Visitas (II)
La Balsa del Millón de Gentes proclama incansablemente su derecho a ser considerada como una isla, populosa para más señas.
Entre los insulares no existe unanimidad al respecto. Unos enarbolan pesados diccionarios y amenazan a quien afirme que hay islas más allá de las definiciones. Otros dicen que, mientras esté rodeada de agua por todas partes, isla es. Los anteriores dicen que, entonces, cuando les sorprende una erección en el baño, ¿también hablamos de islas?. Y entonces los más groseros, los menos educados les responden, no, nosotros sólo hablamos de islas emergentes. Yo por mi parte pienso que es isla aquello que te impide salir de sus contornos por tus propios medios y al de la isla de al lado le importa tres cojones estas estupideces.
Sea como fuere, la Balsa del Millón de Gentes no se sabe de donde partió ni hacia donde va. Arriban en cada isla según su capricho y son muchos los que jamás les vieron arriar. Su llegada es bien recibida por cualquier náufrago que se precie pues traen consigo la alegría de la multitud y se marchan antes de que comience la desazón inmanente. Pocos invitados son tan generosos en cortesías y alardes con sus anfitriones y únicamente se muestran reservados cuando les preguntas como pueden caber tantos en un espacio tan corto. A pesar de su número innumerable, son respetuosos con el entorno y procuran dejar todo en el mismo estado en el que lo encontraron, salvo por las suculentas bandejas de fruta y los asados de animales diversos que abandonan tras de si a modo de compensación.
Por eso debería haberme sentido contento la mañana en la que, en lugar la sal, la arena y el viento, me vi acompañado de miles de seres humanos de todo tamaño y condición. Más grandes, más pequeños, más mujeres y mucho más viriles. Drogadictos, famosos y famosos drogadictos. Su Ilustrísima, Su Eminencia, Paco y un japonés.
Una mujer que se esmera en desprenderse de la belleza convenciendo a su piel para que perdiera brillo y a sus pechos para que se relajaran un poco, que tenía desgastado el dobladillo de la falda y ya nunca llevaba tacones, agotada del azogue en las pupilas de los hombres, cansada por haber follado mucho y haber amado poco.
Un coloso de carne y basalto que arrancaba de cuajo las palmeras, las tronchaba entre sus piernas y las convertía en mondadientes que reciclé más tarde como columnas de templos clásico, pendientes de Dios a quién consagrarse.
Un hombre y un niño, preguntando por su madre uno, y por su mujer el otro, con la misma desesperación, los dos.
Los hay rebeldes sin causa: el negro que lleva túnica y capirotes blancos, el talibán al que el burka solo le deja enseñar unos ojos cansados, las ancianas que duermen el sueño de los justos, el imán que adoctrina sobre la ablación del prepucio.

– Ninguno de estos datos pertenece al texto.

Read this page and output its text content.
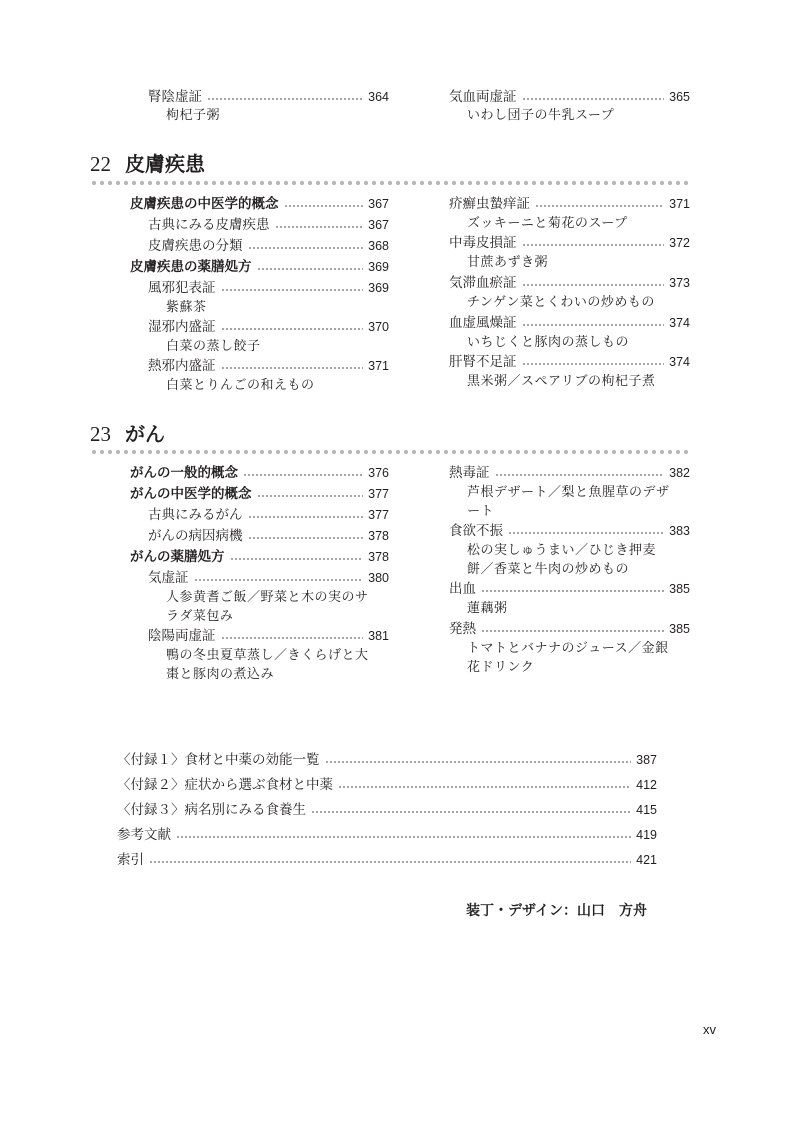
腎陰虚証	364
枸杞子粥
気血両虚証	365
いわし団子の牛乳スープ
22 皮膚疾患
皮膚疾患の中医学的概念	367
古典にみる皮膚疾患	367
皮膚疾患の分類	368
皮膚疾患の薬膳処方	369
風邪犯表証	369
紫蘇茶
湿邪内盛証	370
白菜の蒸し餃子
熱邪内盛証	371
白菜とりんごの和えもの
疥癬虫蟄痒証	371
ズッキーニと菊花のスープ
中毒皮損証	372
甘蔗あずき粥
気滞血瘀証	373
チンゲン菜とくわいの炒めもの
血虚風燥証	374
いちじくと豚肉の蒸しもの
肝腎不足証	374
黒米粥／スペアリブの枸杞子煮
23 がん
がんの一般的概念	376
がんの中医学的概念	377
古典にみるがん	377
がんの病因病機	378
がんの薬膳処方	378
気虚証	380
人参黄耆ご飯／野菜と木の実のサ
ラダ菜包み
陰陽両虚証	381
鴨の冬虫夏草蒸し／きくらげと大
棗と豚肉の煮込み
熱毒証	382
芦根デザート／梨と魚腥草のデザ
ート
食欲不振	383
松の実しゅうまい／ひじき押麦
餅／香菜と牛肉の炒めもの
出血	385
蓮藕粥
発熱	385
トマトとバナナのジュース／金銀
花ドリンク
〈付録１〉食材と中薬の効能一覧	387
〈付録２〉症状から選ぶ食材と中薬	412
〈付録３〉病名別にみる食養生	415
参考文献	419
索引	421
装丁・デザイン：山口　方舟
xv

Sobre las puntas de la cresta de un punky gigantesco, enanos y enanas bailan danzas rusas.
Y flotando sobre todos ellos, cientos de globos gigantescos de millares de colores cambiantes, algunos innombrables y otros sencillamente maravillosos, parpadeado al son de canciones perdidas, fascinantes
Una marea de seres errantes con los que en otro tiempo, allá por el bautismo, me debería de haber sentido identificado, pero de los que ahora huyo. Me atetorrizan sus abrazos, su calidez, sus incesantes invitaciones de acompañarles. Me siento tan abrumadoramente sólo que no ceso de correr y siempre les encuentro. Sólo cuando emprendo el camino del volcán comienzan a escasear y cuando llego a la cima nadie me acompaña. Escucho sus voces como escucho al viento, y paradojas de la vida (o cosas de la muerte) la soledad se mitiga y hace menos frío. Y allí tan alto estoy que creo respirar más cerca de tí, mujer amada y desconocida, y pienso en tí, amándote y desconociendote, y poco a poco me voy sumergiendo en un sueño cargado de susurros y de caricias que no se de donde vienen pero que no evito. Me ahogo. Me duermo.

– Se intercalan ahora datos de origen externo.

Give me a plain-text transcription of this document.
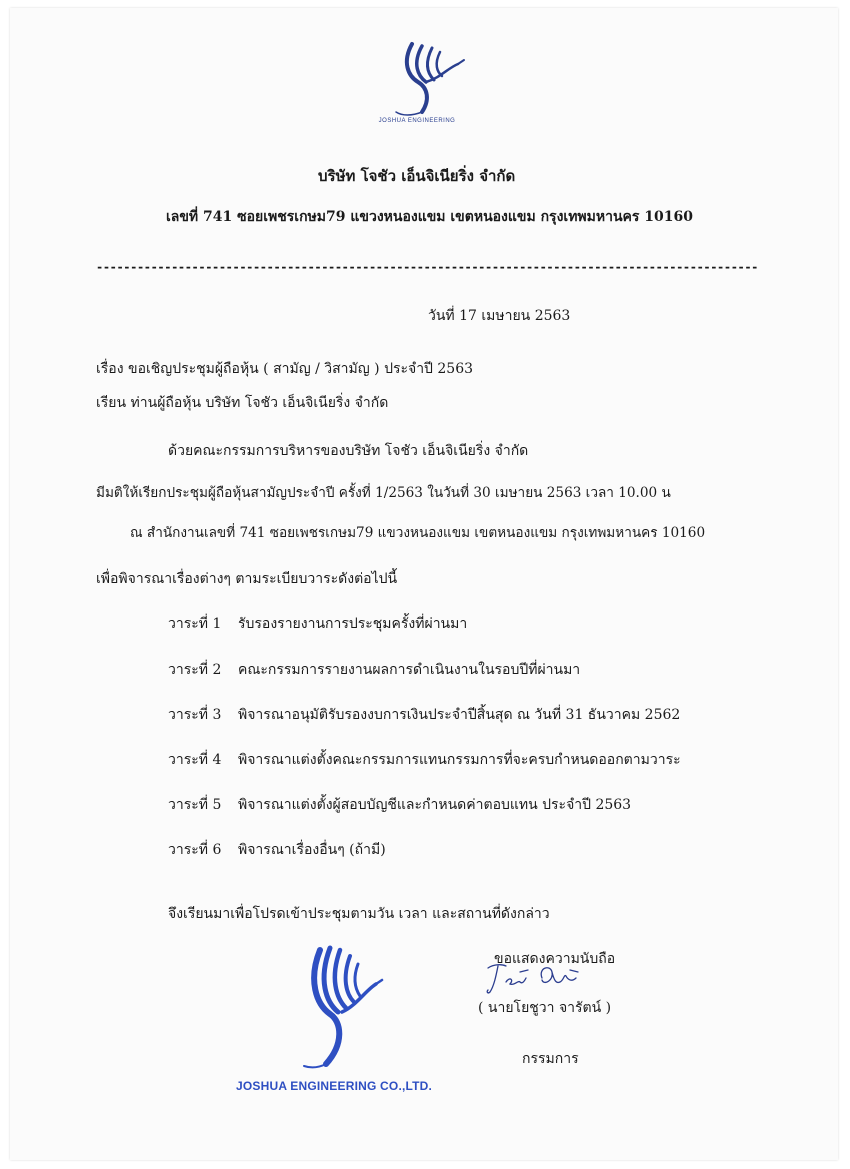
JOSHUA ENGINEERING
บริษัท โจชัว เอ็นจิเนียริ่ง จำกัด
เลขที่ 741 ซอยเพชรเกษม79 แขวงหนองแขม เขตหนองแขม กรุงเทพมหานคร 10160
-------------------------------------------------------------------------------------------------
วันที่ 17 เมษายน 2563
เรื่อง ขอเชิญประชุมผู้ถือหุ้น ( สามัญ / วิสามัญ ) ประจำปี 2563
เรียน ท่านผู้ถือหุ้น บริษัท โจชัว เอ็นจิเนียริ่ง จำกัด
ด้วยคณะกรรมการบริหารของบริษัท โจชัว เอ็นจิเนียริ่ง จำกัด
มีมติให้เรียกประชุมผู้ถือหุ้นสามัญประจำปี ครั้งที่ 1/2563 ในวันที่ 30 เมษายน 2563 เวลา 10.00 น
ณ สำนักงานเลขที่ 741 ซอยเพชรเกษม79 แขวงหนองแขม เขตหนองแขม กรุงเทพมหานคร 10160
เพื่อพิจารณาเรื่องต่างๆ ตามระเบียบวาระดังต่อไปนี้
วาระที่ 1 รับรองรายงานการประชุมครั้งที่ผ่านมา
วาระที่ 2 คณะกรรมการรายงานผลการดำเนินงานในรอบปีที่ผ่านมา
วาระที่ 3 พิจารณาอนุมัติรับรองงบการเงินประจำปีสิ้นสุด ณ วันที่ 31 ธันวาคม 2562
วาระที่ 4 พิจารณาแต่งตั้งคณะกรรมการแทนกรรมการที่จะครบกำหนดออกตามวาระ
วาระที่ 5 พิจารณาแต่งตั้งผู้สอบบัญชีและกำหนดค่าตอบแทน ประจำปี 2563
วาระที่ 6 พิจารณาเรื่องอื่นๆ (ถ้ามี)
จึงเรียนมาเพื่อโปรดเข้าประชุมตามวัน เวลา และสถานที่ดังกล่าว
ขอแสดงความนับถือ
( นายโยชูวา จารัตน์ )
กรรมการ
JOSHUA ENGINEERING CO.,LTD.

Por la mañana no están y como ya dije es como si no hubieran venido. Si no fuera por la Cesta del Millón de Frutas todo habría quedado en un delirio. Cojo una mandarina y el resto lo deposito en la ola que va directamente a tu isla y mientras me voy comiendo un gajo tras otro, asisto a la estela de una isla de fresas y plátanos, de guayabas e higos, junto con una botella cuyo contenido, por ser solo para tí, me reservo.